TİS’ler ve “Geri Adım” Tartışması
Kasım 2024’te metal işkolunda imzalanan toplu iş sözleşmesi, reel ücretlerin düşmesini fiilen kabul etmesi nedeniyle eleştirilmişti. Metal İşverenleri Birliği Gesamtmetall’in Başkanı Stefan Wolf’un, “Toplu iş sözleşmesinin süresinden çok memnunuz” açıklaması ve “IG Metall şimdiden geri adım atmak zorunda kaldı” sözleri, sendikaların pazarlık gücünün sorgulanmasına yol açtı.

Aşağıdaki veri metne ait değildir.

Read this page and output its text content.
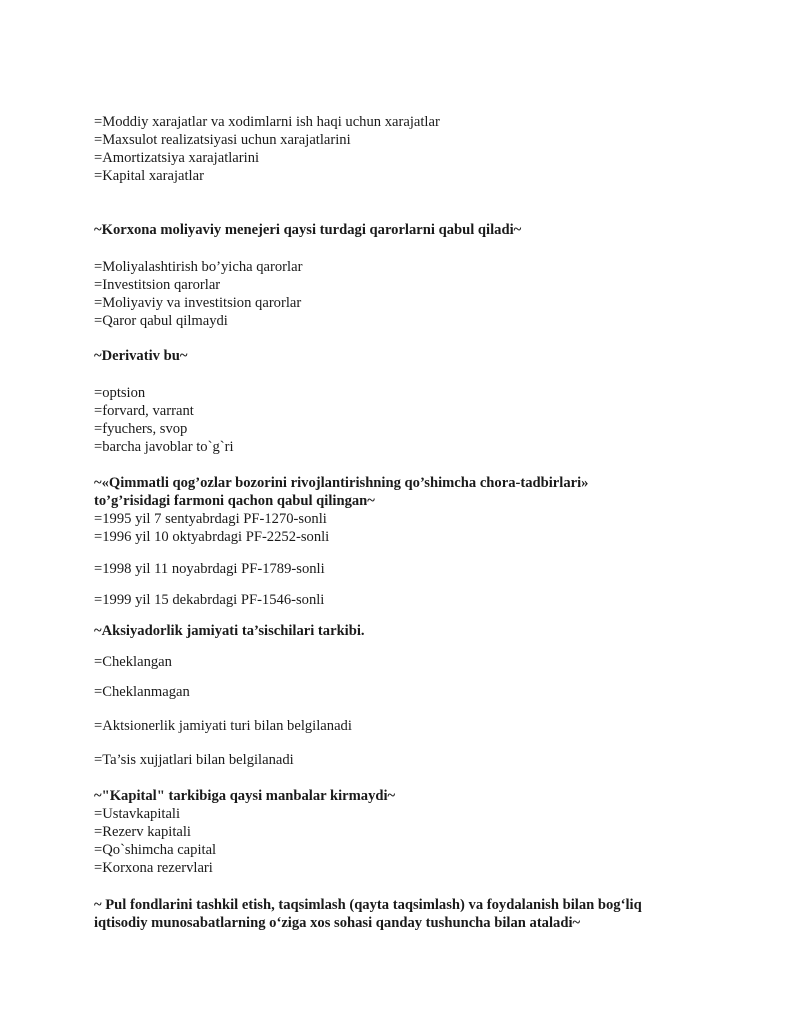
=Moddiy xarajatlar va xodimlarni ish haqi uchun xarajatlar
=Maxsulot realizatsiyasi uchun xarajatlarini
=Amortizatsiya xarajatlarini
=Kapital xarajatlar
~Korxona moliyaviy menejeri qaysi turdagi qarorlarni qabul qiladi~
=Moliyalashtirish bo’yicha qarorlar
=Investitsion qarorlar
=Moliyaviy va investitsion qarorlar
=Qaror qabul qilmaydi
~Derivativ bu~
=optsion
=forvard, varrant
=fyuchers, svop
=barcha javoblar to`g`ri
~«Qimmatli qog’ozlar bozorini rivojlantirishning qo’shimcha chora-tadbirlari»
to’g’risidagi farmoni qachon qabul qilingan~
=1995 yil 7 sentyabrdagi PF-1270-sonli
=1996 yil 10 oktyabrdagi PF-2252-sonli
=1998 yil 11 noyabrdagi PF-1789-sonli
=1999 yil 15 dekabrdagi PF-1546-sonli
~Aksiyadorlik jamiyati ta’sischilari tarkibi.
=Cheklangan
=Cheklanmagan
=Aktsionerlik jamiyati turi bilan belgilanadi
=Ta’sis xujjatlari bilan belgilanadi
~"Kapital" tarkibiga qaysi manbalar kirmaydi~
=Ustavkapitali
=Rezerv kapitali
=Qo`shimcha capital
=Korxona rezervlari
~ Pul fondlarini tashkil etish, taqsimlash (qayta taqsimlash) va foydalanish bilan bog‘liq
iqtisodiy munosabatlarning o‘ziga xos sohasi qanday tushuncha bilan ataladi~
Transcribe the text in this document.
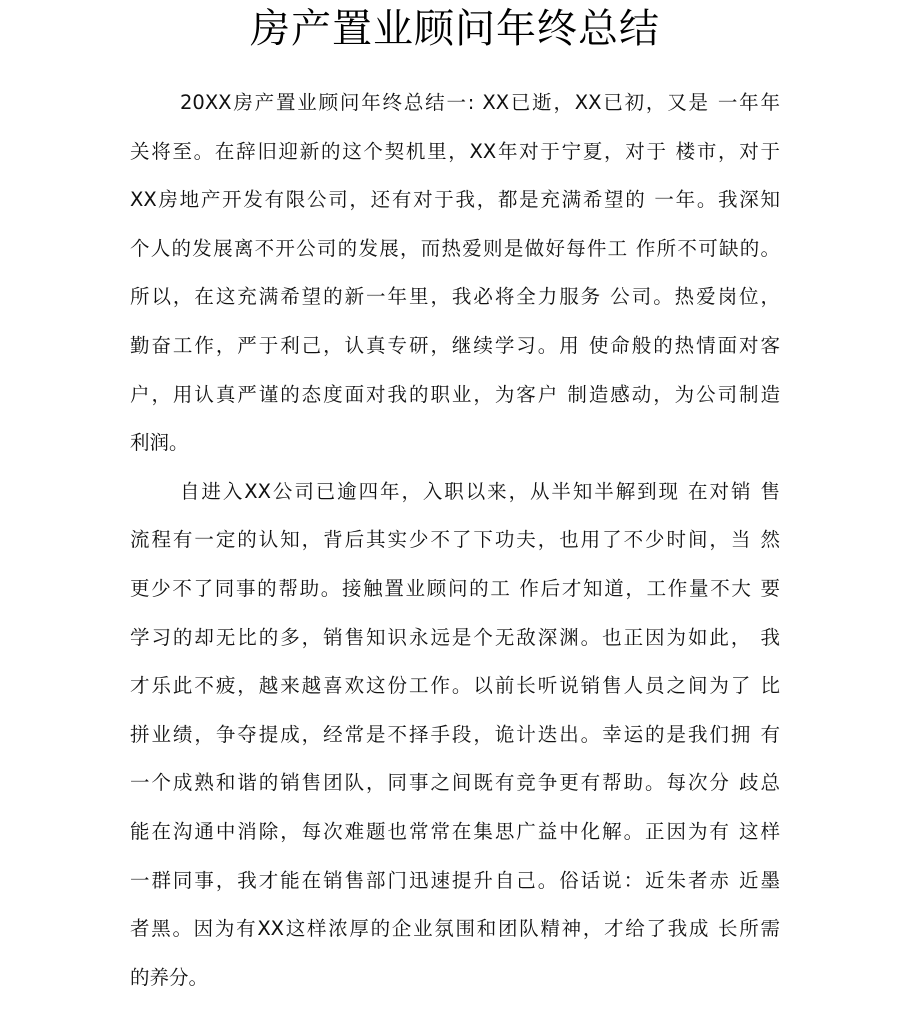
房产置业顾问年终总结
20XX房产置业顾问年终总结一: XX已逝，XX已初，又是 一年年
关将至。在辞旧迎新的这个契机里，XX年对于宁夏，对于 楼市，对于
XX房地产开发有限公司，还有对于我，都是充满希望的 一年。我深知
个人的发展离不开公司的发展，而热爱则是做好每件工 作所不可缺的。
所以，在这充满希望的新一年里，我必将全力服务 公司。热爱岗位，
勤奋工作，严于利己，认真专研，继续学习。用 使命般的热情面对客
户，用认真严谨的态度面对我的职业，为客户 制造感动，为公司制造
利润。
自进入XX公司已逾四年，入职以来，从半知半解到现 在对销 售
流程有一定的认知，背后其实少不了下功夫，也用了不少时间，当 然
更少不了同事的帮助。接触置业顾问的工 作后才知道，工作量不大 要
学习的却无比的多，销售知识永远是个无敌深渊。也正因为如此， 我
才乐此不疲，越来越喜欢这份工作。以前长听说销售人员之间为了 比
拼业绩，争夺提成，经常是不择手段，诡计迭出。幸运的是我们拥 有
一个成熟和谐的销售团队，同事之间既有竞争更有帮助。每次分 歧总
能在沟通中消除，每次难题也常常在集思广益中化解。正因为有 这样
一群同事，我才能在销售部门迅速提升自己。俗话说：近朱者赤 近墨
者黑。因为有XX这样浓厚的企业氛围和团队精神，才给了我成 长所需
的养分。
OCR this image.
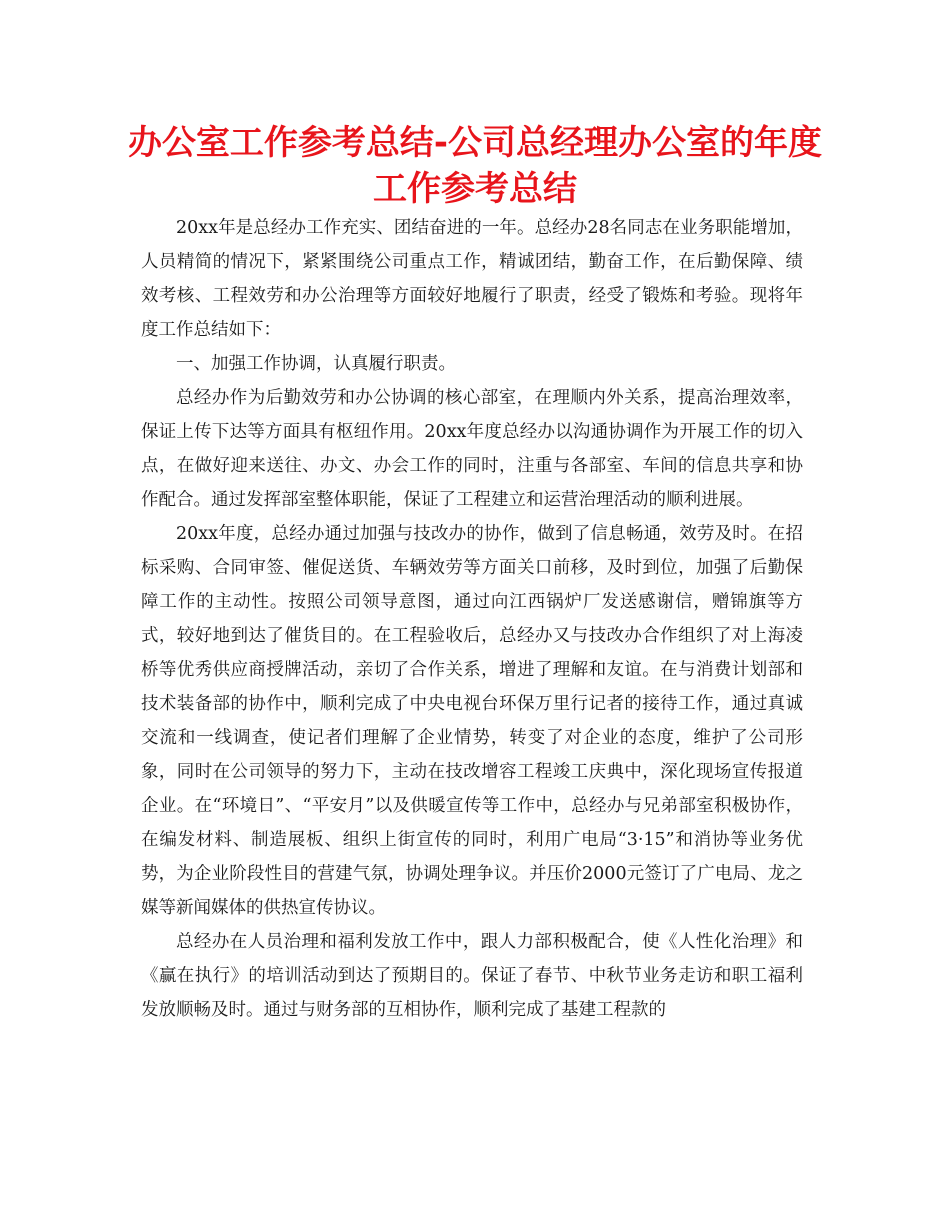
办公室工作参考总结-公司总经理办公室的年度工作参考总结

20xx年是总经办工作充实、团结奋进的一年。总经办28名同志在业务职能增加，人员精简的情况下，紧紧围绕公司重点工作，精诚团结，勤奋工作，在后勤保障、绩效考核、工程效劳和办公治理等方面较好地履行了职责，经受了锻炼和考验。现将年度工作总结如下：

一、加强工作协调，认真履行职责。

总经办作为后勤效劳和办公协调的核心部室，在理顺内外关系，提高治理效率，保证上传下达等方面具有枢纽作用。20xx年度总经办以沟通协调作为开展工作的切入点，在做好迎来送往、办文、办会工作的同时，注重与各部室、车间的信息共享和协作配合。通过发挥部室整体职能，保证了工程建立和运营治理活动的顺利进展。

20xx年度，总经办通过加强与技改办的协作，做到了信息畅通，效劳及时。在招标采购、合同审签、催促送货、车辆效劳等方面关口前移，及时到位，加强了后勤保障工作的主动性。按照公司领导意图，通过向江西锅炉厂发送感谢信，赠锦旗等方式，较好地到达了催货目的。在工程验收后，总经办又与技改办合作组织了对上海凌桥等优秀供应商授牌活动，亲切了合作关系，增进了理解和友谊。在与消费计划部和技术装备部的协作中，顺利完成了中央电视台环保万里行记者的接待工作，通过真诚交流和一线调查，使记者们理解了企业情势，转变了对企业的态度，维护了公司形象，同时在公司领导的努力下，主动在技改增容工程竣工庆典中，深化现场宣传报道企业。在“环境日”、“平安月”以及供暖宣传等工作中，总经办与兄弟部室积极协作，在编发材料、制造展板、组织上街宣传的同时，利用广电局“3·15”和消协等业务优势，为企业阶段性目的营建气氛，协调处理争议。并压价2000元签订了广电局、龙之媒等新闻媒体的供热宣传协议。

总经办在人员治理和福利发放工作中，跟人力部积极配合，使《人性化治理》和《赢在执行》的培训活动到达了预期目的。保证了春节、中秋节业务走访和职工福利发放顺畅及时。通过与财务部的互相协作，顺利完成了基建工程款的
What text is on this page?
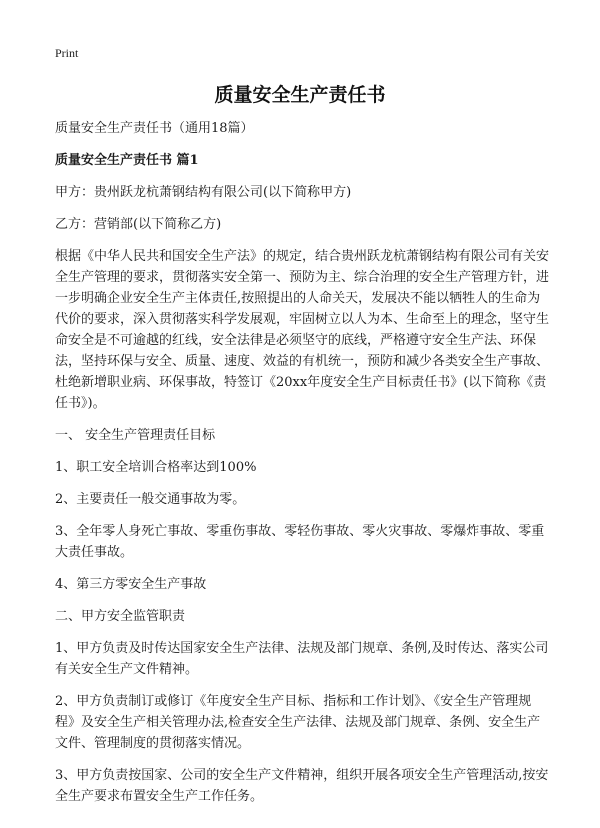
Print
质量安全生产责任书

质量安全生产责任书（通用18篇）

质量安全生产责任书 篇1

甲方：贵州跃龙杭萧钢结构有限公司(以下简称甲方)

乙方：营销部(以下简称乙方)

根据《中华人民共和国安全生产法》的规定，结合贵州跃龙杭萧钢结构有限公司有关安全生产管理的要求，贯彻落实安全第一、预防为主、综合治理的安全生产管理方针，进一步明确企业安全生产主体责任,按照提出的人命关天，发展决不能以牺牲人的生命为代价的要求，深入贯彻落实科学发展观，牢固树立以人为本、生命至上的理念，坚守生命安全是不可逾越的红线，安全法律是必须坚守的底线，严格遵守安全生产法、环保法，坚持环保与安全、质量、速度、效益的有机统一，预防和减少各类安全生产事故、杜绝新增职业病、环保事故，特签订《20xx年度安全生产目标责任书》(以下简称《责任书》)。

一、 安全生产管理责任目标

1、职工安全培训合格率达到100%

2、主要责任一般交通事故为零。

3、全年零人身死亡事故、零重伤事故、零轻伤事故、零火灾事故、零爆炸事故、零重大责任事故。

4、第三方零安全生产事故

二、甲方安全监管职责

1、甲方负责及时传达国家安全生产法律、法规及部门规章、条例,及时传达、落实公司有关安全生产文件精神。

2、甲方负责制订或修订《年度安全生产目标、指标和工作计划》、《安全生产管理规程》及安全生产相关管理办法,检查安全生产法律、法规及部门规章、条例、安全生产文件、管理制度的贯彻落实情况。

3、甲方负责按国家、公司的安全生产文件精神，组织开展各项安全生产管理活动,按安全生产要求布置安全生产工作任务。
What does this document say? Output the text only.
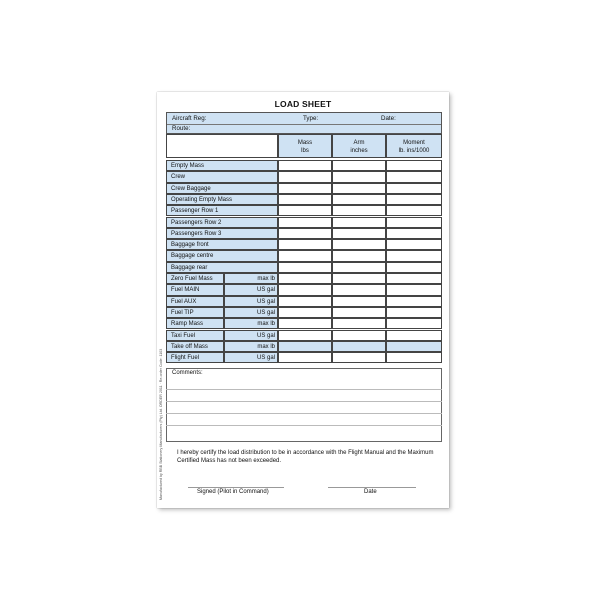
LOAD SHEET
Manufactured by RBB Stationery Manufacturers (Pty) Ltd. ORDER 2011 · Re-order Code: 1103
Aircraft Reg:	Type:	Date:
Route:
Mass
lbs
Arm
inches
Moment
lb. ins/1000
Empty Mass
Crew
Crew Baggage
Operating Empty Mass
Passenger Row 1
Passengers Row 2
Passengers Row 3
Baggage front
Baggage centre
Baggage rear
Zero Fuel Mass	max lb
Fuel MAIN	US gal
Fuel AUX	US gal
Fuel TIP	US gal
Ramp Mass	max lb
Taxi Fuel	US gal
Take off Mass	max lb
Flight Fuel	US gal
Comments:
I hereby certify the load distribution to be in accordance with the Flight Manual and the Maximum Certified Mass has not been exceeded.
Signed (Pilot in Command)	Date
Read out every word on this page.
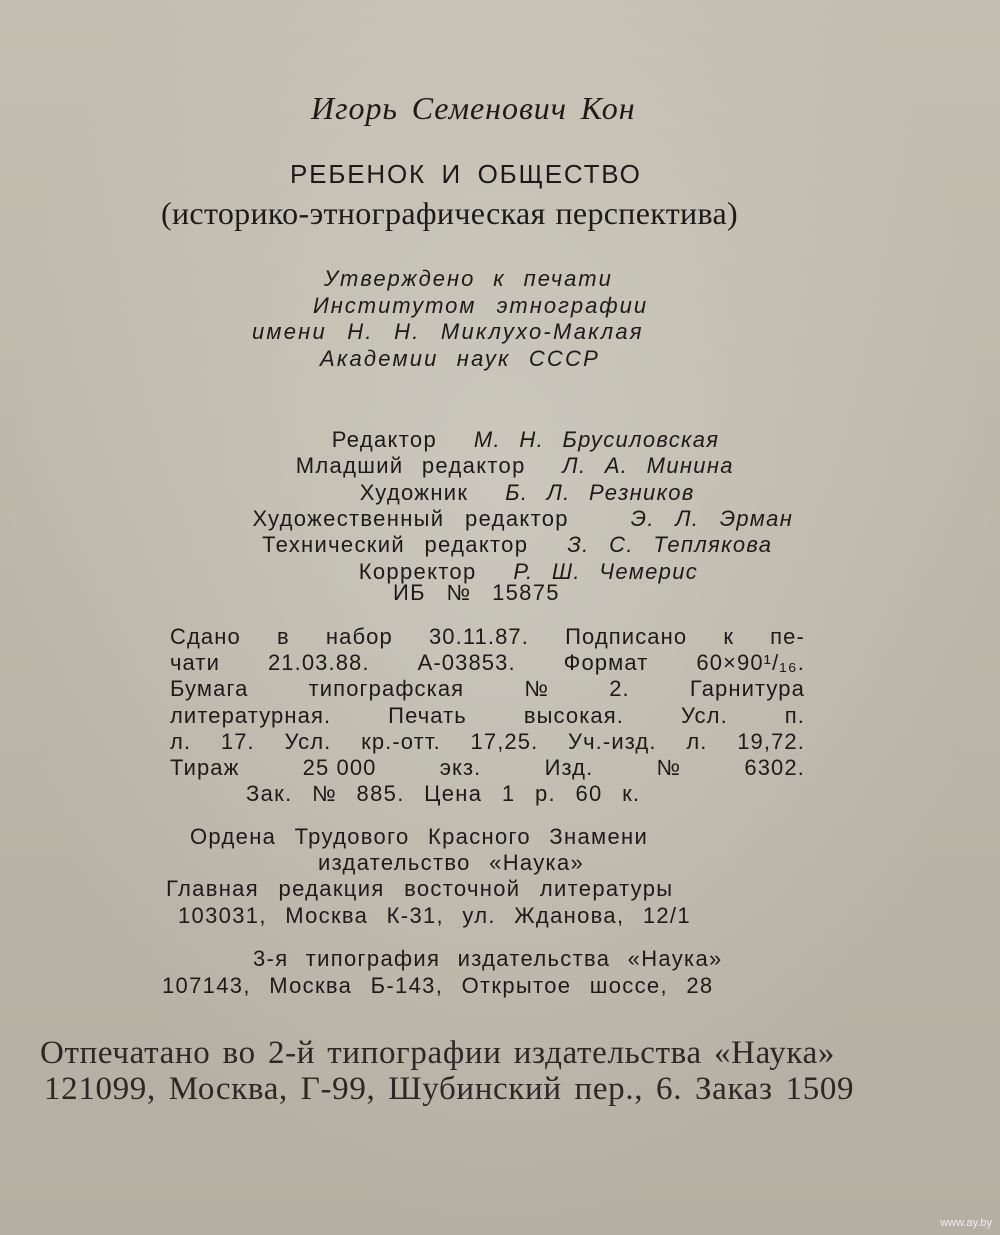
Игорь Семенович Кон
РЕБЕНОК И ОБЩЕСТВО
(историко-этнографическая перспектива)
Утверждено к печати
Институтом этнографии
имени Н. Н. Миклухо-Маклая
Академии наук СССР

Редактор М. Н. Брусиловская

Младший редактор Л. А. Минина

Художник Б. Л. Резников

Художественный редактор	Э. Л. Эрман

Технический редактор З. С. Теплякова

Корректор Р. Ш. Чемерис

ИБ № 15875
Сдано в набор 30.11.87. Подписано к пе-
чати 21.03.88. А-03853. Формат 60×90¹/₁₆.
Бумага	типографская	№	2.	Гарнитура
литературная.	Печать	высокая.	Усл.	п.
л. 17. Усл. кр.-отт. 17,25. Уч.-изд. л. 19,72.
Тираж	25 000	экз.	Изд.	№	6302.
Зак. № 885. Цена 1 р. 60 к.
Ордена Трудового Красного Знамени
издательство «Наука»
Главная редакция восточной литературы
103031, Москва К-31, ул. Жданова, 12/1
3-я типография издательства «Наука»
107143, Москва Б-143, Открытое шоссе, 28
Отпечатано во 2-й типографии издательства «Наука»
121099, Москва, Г-99, Шубинский пер., 6. Заказ 1509
www.ay.by
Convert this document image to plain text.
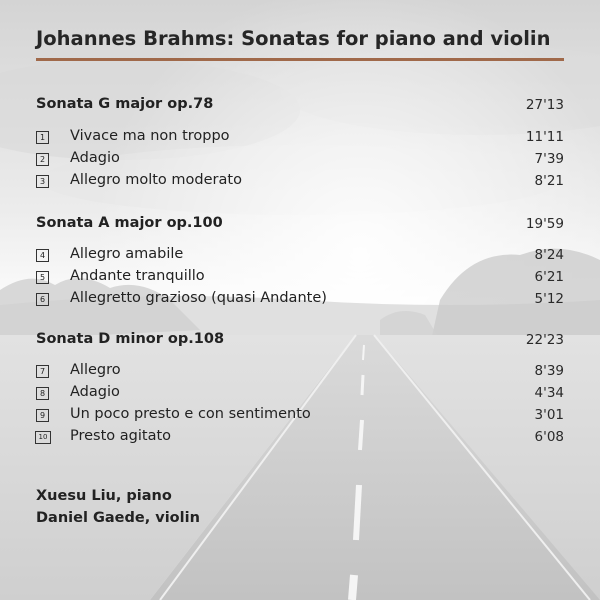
Johannes Brahms: Sonatas for piano and violin
Sonata G major op.78	27'13
1 Vivace ma non troppo	11'11
2 Adagio	7'39
3 Allegro molto moderato	8'21
Sonata A major op.100	19'59
4 Allegro amabile	8'24
5 Andante tranquillo	6'21
6 Allegretto grazioso (quasi Andante)	5'12
Sonata D minor op.108	22'23
7 Allegro	8'39
8 Adagio	4'34
9 Un poco presto e con sentimento	3'01
10 Presto agitato	6'08
Xuesu Liu, piano
Daniel Gaede, violin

Eleştirmenlere göre bu tablo, sendikaların işçi sınıfının çıkarlarını savunmak yerine, kriz koşullarında sermayenin beklentilerine uyum sağladığını gösteriyor. Savaş ve dış politika konularında da Almanya’nın silah sanayisini destekleyen tutumlarının sürdürülmesi, sendikaların sermaye-devlet hattına daha da yaklaştığı yönündeki değerlendirmeleri güçlendiriyor.
Daha Sert Bir Dönem Kapıda
Uzmanlar, 2025 ve sonrasının işçi ve emekçiler açısından daha sert bir dönemin habercisi olduğu görüşünde. Sosyal güvenlik, çalışma koşulları ve ücretler üzerindeki baskının artması beklenirken, bu süreçte sendikaların nasıl bir rol oynayacağı kritik önem taşıyor.
Emek çevrelerinde giderek daha yüksek sesle dile getirilen görüş ise net: İşçi sınıfının birliğinin güçlendirilmesi, sendika bürokrasisi üzerinde tabandan baskı kurulması ve gerçek bir ortak mücadelenin örgütlenmesi, yaklaşan dönemde hayati bir gereklilik olarak görülüyor.